Monténégro. Petite nation des Balkans, membre en devenir de l’UE, paysages à couper le souffle, fiscalité relativement douce. Mais quand on parle de détournement d’actifs d’une société, le Code pénal monténégrin ne rigole pas. Enfin, pas toujours. Tout dépend de qui vous êtes et à qui vous faites du tort.

Je vais décortiquer pour vous la position juridique du Monténégro sur l’usage abusif des actifs d’entreprise. Parce qu’un entrepreneur qui structure ses affaires dans les Balkans doit savoir où se trouve la ligne rouge. Et surtout, à quel moment l’État décide de la franchir pour vous tomber dessus.
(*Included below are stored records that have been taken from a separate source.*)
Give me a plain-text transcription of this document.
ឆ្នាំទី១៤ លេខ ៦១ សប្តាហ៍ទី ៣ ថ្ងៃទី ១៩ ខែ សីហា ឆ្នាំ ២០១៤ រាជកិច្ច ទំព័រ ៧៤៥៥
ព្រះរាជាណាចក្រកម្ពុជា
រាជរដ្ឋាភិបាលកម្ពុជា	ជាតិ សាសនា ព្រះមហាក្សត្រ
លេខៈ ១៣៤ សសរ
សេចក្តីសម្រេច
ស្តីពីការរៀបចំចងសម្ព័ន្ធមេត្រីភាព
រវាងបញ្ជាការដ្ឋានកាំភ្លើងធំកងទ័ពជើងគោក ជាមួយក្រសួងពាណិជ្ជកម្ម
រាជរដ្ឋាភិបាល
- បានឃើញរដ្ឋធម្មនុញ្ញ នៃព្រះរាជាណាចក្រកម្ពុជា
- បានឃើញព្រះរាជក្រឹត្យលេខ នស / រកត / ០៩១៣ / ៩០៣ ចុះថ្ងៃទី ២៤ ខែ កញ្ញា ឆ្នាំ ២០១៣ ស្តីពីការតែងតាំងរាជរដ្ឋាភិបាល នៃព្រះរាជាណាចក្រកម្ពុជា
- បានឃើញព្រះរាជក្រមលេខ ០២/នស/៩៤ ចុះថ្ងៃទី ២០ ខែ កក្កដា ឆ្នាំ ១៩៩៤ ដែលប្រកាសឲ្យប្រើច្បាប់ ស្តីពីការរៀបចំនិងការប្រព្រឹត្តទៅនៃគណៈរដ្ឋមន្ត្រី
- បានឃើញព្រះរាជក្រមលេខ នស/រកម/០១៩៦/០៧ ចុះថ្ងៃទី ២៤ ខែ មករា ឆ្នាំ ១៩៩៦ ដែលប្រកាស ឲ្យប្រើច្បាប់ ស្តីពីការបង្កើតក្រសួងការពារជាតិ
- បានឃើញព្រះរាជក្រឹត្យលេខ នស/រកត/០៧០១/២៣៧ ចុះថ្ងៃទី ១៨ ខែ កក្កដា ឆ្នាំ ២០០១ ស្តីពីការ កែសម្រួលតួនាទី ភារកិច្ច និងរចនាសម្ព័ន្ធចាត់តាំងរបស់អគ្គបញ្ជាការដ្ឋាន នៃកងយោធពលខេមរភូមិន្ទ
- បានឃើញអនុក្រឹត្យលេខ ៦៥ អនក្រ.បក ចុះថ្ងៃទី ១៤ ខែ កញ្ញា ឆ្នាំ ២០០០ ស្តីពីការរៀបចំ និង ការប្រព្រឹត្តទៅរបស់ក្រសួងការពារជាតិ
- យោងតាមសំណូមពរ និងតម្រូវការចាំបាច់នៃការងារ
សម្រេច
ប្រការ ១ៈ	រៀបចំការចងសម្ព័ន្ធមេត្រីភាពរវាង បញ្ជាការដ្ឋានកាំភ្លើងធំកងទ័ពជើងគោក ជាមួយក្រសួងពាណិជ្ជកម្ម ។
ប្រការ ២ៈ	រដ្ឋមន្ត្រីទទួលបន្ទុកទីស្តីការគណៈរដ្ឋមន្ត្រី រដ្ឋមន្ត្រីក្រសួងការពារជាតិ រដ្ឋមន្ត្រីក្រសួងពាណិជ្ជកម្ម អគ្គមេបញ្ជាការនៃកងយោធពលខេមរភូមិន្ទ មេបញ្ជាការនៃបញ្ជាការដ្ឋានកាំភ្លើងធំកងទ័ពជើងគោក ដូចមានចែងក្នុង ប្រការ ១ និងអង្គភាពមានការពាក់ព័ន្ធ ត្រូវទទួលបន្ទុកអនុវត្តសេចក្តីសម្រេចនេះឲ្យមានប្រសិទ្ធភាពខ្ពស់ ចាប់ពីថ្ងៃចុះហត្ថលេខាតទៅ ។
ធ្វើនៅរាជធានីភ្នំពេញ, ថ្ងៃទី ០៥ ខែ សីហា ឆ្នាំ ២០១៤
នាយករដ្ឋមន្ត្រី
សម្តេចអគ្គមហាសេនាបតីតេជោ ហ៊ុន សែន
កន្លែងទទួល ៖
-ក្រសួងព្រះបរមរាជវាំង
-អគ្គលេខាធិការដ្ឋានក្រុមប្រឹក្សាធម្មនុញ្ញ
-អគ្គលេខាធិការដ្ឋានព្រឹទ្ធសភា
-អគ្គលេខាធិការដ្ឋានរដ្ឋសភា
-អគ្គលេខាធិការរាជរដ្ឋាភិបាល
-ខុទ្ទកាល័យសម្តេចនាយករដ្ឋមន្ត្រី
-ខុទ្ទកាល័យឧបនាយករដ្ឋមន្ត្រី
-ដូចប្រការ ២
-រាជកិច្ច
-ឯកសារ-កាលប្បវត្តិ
L’architecture légale : une responsabilité pénale bien réelle

Le Monténégro criminalise l’abus de position dans les opérations commerciales. Article 272 du Code pénal monténégrin (Krivični zakonik Crne Gore). C’est clair, c’est écrit, c’est applicable. Même si vous êtes l’unique actionnaire de votre société.

Oui, vous avez bien lu.

En théorie, la logique serait : « C’est mon entreprise, mon argent, ma décision. » Faux. Le droit monténégrin, comme la plupart des juridictions civilistes, considère la société comme une entité juridique distincte. Ses actifs ne sont pas les vôtres. Ils appartiennent à la société. Et utiliser les biens d’autrui (tuđa imovina) de manière intentionnelle et abusive pour un avantage personnel constitue un délit.

Donc, sortir 10 000 € (environ 10 800 $) de la caisse de votre SARL pour financer vos vacances aux Maldives sans justification comptable ? Théoriquement punissable. Détourner des contrats au profit d’une autre structure que vous contrôlez sans transparence ? Encore plus.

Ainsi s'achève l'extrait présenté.